I hand one over, explaining that my associate and I would like to go up and look around.
“Well, come on in!” he cries, and begins busily scribbling numbers in his book.
As Lazlo and I start down the hallway, Kenneth calls after us.
“The right elevator’s only for Jews, Greeks and Italians. And Sicilians. Other one is for whites and blacks.”
Lazlo and I look at each other. Kenneth must’ve been living here a long time.
“We’ll take the service elevator,” Lazlo calls back.
That’s when I realize he didn’t give me back my pen.
The service elevator creaks and groans its way up, and it occurs to me that taking a creaky elevator to an abandoned construction site 12 stories off the ground may not be the wisest choice I made this week.
Still, as I supposed, the view is stupendous. The space is naked, the windows dusty but unfettered. The sun has melted into the horizon behind the Talmadge Bridge, the lights along the river beginning to blink on. We walk around and around the open, concrete floor, taking in 360 degrees of Lowcountry.
Looking out onto the spires of St. John the Baptist Cathedral, I spy a gorgeous rooftop garden along Drayton. Below the bustle of downtown Savannah is ensconced in leafy canopy. All above is quiet and serene.
Actually, it’s a little too quiet. And it’s getting dark.
“Did you bring a flashlight?” I ask.
Lazlo informs me that flashlights are for sissies but scoots back to the elevator anyway and punches the button. Nothing.
This is the point in the horror flick where the two plucky–but–stupid protagonists get raped by zombies.
She pokes the button two, three, four more times. The elevator stays mute.
“Oh that happens sometimes,” Lazlo says breezily, walking around the corner. “We’ll just take the stairs.”

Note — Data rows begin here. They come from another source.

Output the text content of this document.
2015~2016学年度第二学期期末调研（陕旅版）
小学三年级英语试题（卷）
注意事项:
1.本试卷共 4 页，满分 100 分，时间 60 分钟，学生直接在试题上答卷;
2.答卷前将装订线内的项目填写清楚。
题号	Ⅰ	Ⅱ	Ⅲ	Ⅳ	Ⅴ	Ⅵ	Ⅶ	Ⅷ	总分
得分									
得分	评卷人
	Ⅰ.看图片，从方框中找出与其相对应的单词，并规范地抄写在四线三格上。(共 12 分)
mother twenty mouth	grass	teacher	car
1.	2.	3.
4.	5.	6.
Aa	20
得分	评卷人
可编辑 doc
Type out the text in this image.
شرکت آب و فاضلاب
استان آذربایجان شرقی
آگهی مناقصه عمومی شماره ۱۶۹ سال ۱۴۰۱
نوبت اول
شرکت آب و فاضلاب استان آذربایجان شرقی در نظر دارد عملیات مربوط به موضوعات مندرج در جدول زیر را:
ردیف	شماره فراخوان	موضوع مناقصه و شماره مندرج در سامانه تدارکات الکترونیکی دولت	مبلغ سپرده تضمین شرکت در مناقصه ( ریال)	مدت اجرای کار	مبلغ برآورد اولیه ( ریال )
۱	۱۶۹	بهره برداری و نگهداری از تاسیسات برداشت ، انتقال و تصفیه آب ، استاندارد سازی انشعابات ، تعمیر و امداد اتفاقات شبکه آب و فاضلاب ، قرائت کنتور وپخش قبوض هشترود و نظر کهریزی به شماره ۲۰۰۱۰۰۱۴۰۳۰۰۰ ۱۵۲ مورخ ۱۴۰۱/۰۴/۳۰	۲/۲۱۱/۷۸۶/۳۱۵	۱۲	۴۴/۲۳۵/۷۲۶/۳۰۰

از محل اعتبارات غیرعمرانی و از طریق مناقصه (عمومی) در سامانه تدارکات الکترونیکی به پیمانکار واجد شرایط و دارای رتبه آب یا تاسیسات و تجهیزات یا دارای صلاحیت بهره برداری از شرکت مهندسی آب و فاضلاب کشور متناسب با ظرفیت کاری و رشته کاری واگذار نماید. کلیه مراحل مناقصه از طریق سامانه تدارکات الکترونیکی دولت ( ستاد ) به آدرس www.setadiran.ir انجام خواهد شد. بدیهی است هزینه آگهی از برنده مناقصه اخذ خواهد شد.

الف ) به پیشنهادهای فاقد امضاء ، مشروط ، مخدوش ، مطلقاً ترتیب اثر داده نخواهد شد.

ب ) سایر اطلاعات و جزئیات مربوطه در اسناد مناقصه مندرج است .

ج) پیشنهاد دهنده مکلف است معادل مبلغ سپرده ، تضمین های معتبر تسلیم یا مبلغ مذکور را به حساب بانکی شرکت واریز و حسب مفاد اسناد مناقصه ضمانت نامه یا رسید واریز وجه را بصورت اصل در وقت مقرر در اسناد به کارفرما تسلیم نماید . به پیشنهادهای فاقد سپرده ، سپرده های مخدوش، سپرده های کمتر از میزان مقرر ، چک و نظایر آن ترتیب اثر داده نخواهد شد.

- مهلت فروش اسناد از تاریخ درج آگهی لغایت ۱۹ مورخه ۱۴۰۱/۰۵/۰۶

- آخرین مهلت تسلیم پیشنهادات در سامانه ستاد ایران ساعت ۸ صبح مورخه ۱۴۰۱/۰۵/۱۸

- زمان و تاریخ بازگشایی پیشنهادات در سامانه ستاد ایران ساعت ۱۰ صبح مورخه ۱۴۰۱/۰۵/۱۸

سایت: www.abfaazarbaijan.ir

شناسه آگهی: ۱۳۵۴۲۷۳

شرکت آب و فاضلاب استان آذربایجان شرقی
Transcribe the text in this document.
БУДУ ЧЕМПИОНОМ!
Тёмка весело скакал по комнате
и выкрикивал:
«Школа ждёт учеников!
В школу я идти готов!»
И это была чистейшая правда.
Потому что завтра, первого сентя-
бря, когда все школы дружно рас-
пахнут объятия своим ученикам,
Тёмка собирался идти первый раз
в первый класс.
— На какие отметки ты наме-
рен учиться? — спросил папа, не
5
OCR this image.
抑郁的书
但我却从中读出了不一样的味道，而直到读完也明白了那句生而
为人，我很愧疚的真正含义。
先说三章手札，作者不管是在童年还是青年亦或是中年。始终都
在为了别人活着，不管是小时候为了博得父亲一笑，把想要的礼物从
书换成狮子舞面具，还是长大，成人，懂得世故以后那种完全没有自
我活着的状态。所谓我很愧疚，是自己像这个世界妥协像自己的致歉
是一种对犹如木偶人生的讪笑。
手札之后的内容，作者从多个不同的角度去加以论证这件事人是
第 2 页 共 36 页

No, we will not. Apparently the new owners have put a shiny new padlock on the door to the stairwell.
Lazlo shakes her hair. “No big deal. Just call your husband. Kenneth can let him in.”
My head begins to sweat. I would rather spend the night up here with the spiders before I’d call my worrying husband. My dear soulmate doesn’t even like me riding my bike at night, but he knows he cannot keep an adventurous spirit down.
He can’t comprehend my King Kong compulsion for great heights and is not impressed about my intimate knowledge about the bell tower.
He was definitely nonplussed about this particular exploit, but I was all, “Dude. It’s for work. You knew I wanted to be Hunter S. Thompson when you married me.”
So even if we don’t get eaten by monsters, it looks like Lazlo and I will be starving to death on the top floor of the storied Drayton Tower.
I’d write my last will and testament, except, of course, I don’t have a pen.
I make a promise to my Maker that if I get out of this one, I’ll take up a collection at synagogue for a bell.
Just then, we hear the exhausted grind of the elevator. Lazlo grins like she knew it all along. “You weren’t really scared, were you?”
I will admit here that yes, yes I was. And I may be cured of my urge to climb to the tops of abandoned buildings. At least at night.
As we step out into the posh lobby, Kenneth is sitting on one of the deep couches, still at work on his columns of numbers. He eyeballs us.
“You came down the wrong elevator,” he says, tapping my pen on his knee. He holds it out, ruefully.
I don’t imagine that Kenneth, who seems harmless but is likely dependent on a host of public services, will continue to live in Drayton Tower after it’s spruced up to its new glory.
“Keep it,” I say.
Lazlo and I head across the street to McDonough’s for a beer. I look back up at the tower, pocked with the light of its few current residents, glad to have a tiny piece of its once and future story.